There is, in addition, one further factor to be considered. As evidenced by a concern expressed in your letter there are, in fact, a number of cities and towns that now have ordinances in effect which, while defining the crime of DWI for local purposes in terms identical to the state code definition, ". . . allow a conviction. . . to occur . . . without resulting in mandatory imprisonment." As a matter of policy, therefore, it would be wrong for this office to issue an opinion purporting to declare those ordinances invalid because of a conflict with state law in the absence of a compelling reason for so doing‑-with no viable legal argument to the contrary. Quite clearly, however, that is not the kind of situation we have here.

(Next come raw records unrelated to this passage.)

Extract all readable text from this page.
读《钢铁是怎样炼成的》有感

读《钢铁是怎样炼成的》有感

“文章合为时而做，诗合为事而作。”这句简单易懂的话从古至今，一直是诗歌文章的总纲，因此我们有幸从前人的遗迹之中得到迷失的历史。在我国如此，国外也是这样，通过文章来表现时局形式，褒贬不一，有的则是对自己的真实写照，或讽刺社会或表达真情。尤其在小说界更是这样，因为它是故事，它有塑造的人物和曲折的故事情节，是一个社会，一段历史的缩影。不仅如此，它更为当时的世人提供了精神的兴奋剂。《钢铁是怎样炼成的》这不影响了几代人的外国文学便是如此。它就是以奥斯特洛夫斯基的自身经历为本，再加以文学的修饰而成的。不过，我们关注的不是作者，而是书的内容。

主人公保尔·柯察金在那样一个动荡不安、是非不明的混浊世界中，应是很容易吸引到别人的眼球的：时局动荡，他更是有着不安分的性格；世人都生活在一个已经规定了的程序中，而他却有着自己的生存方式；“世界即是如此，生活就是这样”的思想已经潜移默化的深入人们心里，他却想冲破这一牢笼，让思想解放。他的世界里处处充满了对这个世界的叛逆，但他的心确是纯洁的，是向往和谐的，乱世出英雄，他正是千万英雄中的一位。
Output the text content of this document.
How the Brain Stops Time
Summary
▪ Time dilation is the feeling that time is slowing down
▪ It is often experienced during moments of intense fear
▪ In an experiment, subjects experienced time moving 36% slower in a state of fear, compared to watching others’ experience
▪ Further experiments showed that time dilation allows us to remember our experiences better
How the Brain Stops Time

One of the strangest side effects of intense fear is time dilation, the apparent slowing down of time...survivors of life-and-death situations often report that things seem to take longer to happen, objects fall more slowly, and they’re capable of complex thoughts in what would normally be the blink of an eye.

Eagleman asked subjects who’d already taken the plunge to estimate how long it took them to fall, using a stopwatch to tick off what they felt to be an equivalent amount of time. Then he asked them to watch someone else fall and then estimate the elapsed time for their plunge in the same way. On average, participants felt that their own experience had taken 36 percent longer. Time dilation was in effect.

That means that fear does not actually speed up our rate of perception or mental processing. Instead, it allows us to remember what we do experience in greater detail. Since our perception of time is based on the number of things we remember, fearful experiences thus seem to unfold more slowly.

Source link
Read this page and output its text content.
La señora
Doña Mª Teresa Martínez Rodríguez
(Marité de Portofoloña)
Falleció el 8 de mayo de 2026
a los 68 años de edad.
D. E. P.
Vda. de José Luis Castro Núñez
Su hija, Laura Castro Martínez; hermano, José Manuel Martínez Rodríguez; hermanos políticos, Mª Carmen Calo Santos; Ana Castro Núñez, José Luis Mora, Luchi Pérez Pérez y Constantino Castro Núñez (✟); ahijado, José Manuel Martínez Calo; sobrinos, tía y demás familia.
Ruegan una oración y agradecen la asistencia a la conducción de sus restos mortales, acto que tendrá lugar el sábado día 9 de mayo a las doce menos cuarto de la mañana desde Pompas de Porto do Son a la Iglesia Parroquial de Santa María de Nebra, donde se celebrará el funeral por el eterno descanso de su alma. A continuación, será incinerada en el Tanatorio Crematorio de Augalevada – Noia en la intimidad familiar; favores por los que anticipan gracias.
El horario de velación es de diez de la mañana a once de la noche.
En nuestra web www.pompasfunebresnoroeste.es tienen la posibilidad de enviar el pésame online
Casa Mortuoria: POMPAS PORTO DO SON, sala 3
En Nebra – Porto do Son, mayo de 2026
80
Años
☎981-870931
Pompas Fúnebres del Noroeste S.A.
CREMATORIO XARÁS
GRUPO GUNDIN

For the foregoing reasons we therefore answer your question in the negative. In the absence of passage of something along the lines of the thus far unsuccessful House Bill 474,supra, it is our opinion that while a city or town which adopts an ordinance defining and establishing as a municipal offense the crime of driving while intoxicated must do so in terms identical to the statutory provisions of RCW 46.61.502, supra, it is not then further required to fix the same penalties for a violation as are fixed by the provisions of RCW 46.61.515,supra.
We trust the foregoing will be of some assistance to you.
Very truly yours,
PHILIP H. AUSTIN
Deputy Attorney General
*** FOOTNOTES ***
1/See, 57 Wn.2d at 110.
2/House Bill 474 actually was first introduced during the 1979 session and then, having failed to pass at that time, was reintroduced at the beginning of the 1980 session where it again failed to obtain legislative approval.